Machine learning-based economic model predictive control for energy hubs with variable energy efficiencies

The effective management of multi-energy systems (MES) is crucial for optimizing resource allocation and reducing operational costs, given the nonlinear interdependencies among multiple energy carriers. This paper proposes a data-driven economic model predictive control (MPC) framework for the optimal operation of an energy hub (EH) integrating electricity, heat, and gas networks. Unlike conventional model-based approaches that rely on fixed or simplified energy efficiency assumptions, the proposed method employs an artificial neural network (ANN) to learn and approximate the nonlinear efficiency characteristics of energy conversion and storage. By incorporating ANN predictions into the economic MPC framework, the proposed approach enables multi-step dynamic forecasting, ensuring constraint satisfaction, real-time state updates, and online optimization.
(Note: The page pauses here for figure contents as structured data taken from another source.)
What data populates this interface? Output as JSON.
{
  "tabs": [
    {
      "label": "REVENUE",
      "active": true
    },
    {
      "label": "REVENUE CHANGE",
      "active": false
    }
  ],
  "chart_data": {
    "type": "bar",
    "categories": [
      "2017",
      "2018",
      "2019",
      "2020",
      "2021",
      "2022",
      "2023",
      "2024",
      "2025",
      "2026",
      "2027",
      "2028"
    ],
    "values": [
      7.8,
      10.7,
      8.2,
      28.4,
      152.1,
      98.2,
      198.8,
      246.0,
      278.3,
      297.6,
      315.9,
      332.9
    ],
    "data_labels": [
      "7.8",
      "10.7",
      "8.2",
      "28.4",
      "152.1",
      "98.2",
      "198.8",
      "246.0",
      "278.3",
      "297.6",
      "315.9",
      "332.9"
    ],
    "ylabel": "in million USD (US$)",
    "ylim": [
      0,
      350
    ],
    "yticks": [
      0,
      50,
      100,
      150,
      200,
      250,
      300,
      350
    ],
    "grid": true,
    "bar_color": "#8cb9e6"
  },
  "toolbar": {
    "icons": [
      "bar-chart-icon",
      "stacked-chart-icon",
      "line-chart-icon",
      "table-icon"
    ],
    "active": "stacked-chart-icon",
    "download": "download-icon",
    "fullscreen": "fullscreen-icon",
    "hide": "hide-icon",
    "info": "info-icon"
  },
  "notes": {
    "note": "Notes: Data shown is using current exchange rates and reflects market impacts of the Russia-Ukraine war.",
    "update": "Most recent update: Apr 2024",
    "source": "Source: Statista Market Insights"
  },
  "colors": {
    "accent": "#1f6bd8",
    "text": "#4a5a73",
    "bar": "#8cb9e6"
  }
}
The optimization and machine learning toolkit (OMLT) is adopted to efficiently solve the resulting optimization problem. Comparative studies demonstrate that ANN-based economic MPC achieves a near-optimal control performance, with an economic cost gap of only 1.2% compared to the nonlinear EH model. Additionally, it reduces energy costs by 15.5% compared to traditional MPC with fixed efficiency assumptions. These results highlight that ANN-EMPC effectively captures the nonlinear efficiency variations of EH components, leading to more adaptive, data-driven decision-making. The proposed framework offers a scalable and computationally efficient solution for real-time multi-energy system management, bridging the gap between physics-based modeling and data-driven control strategies.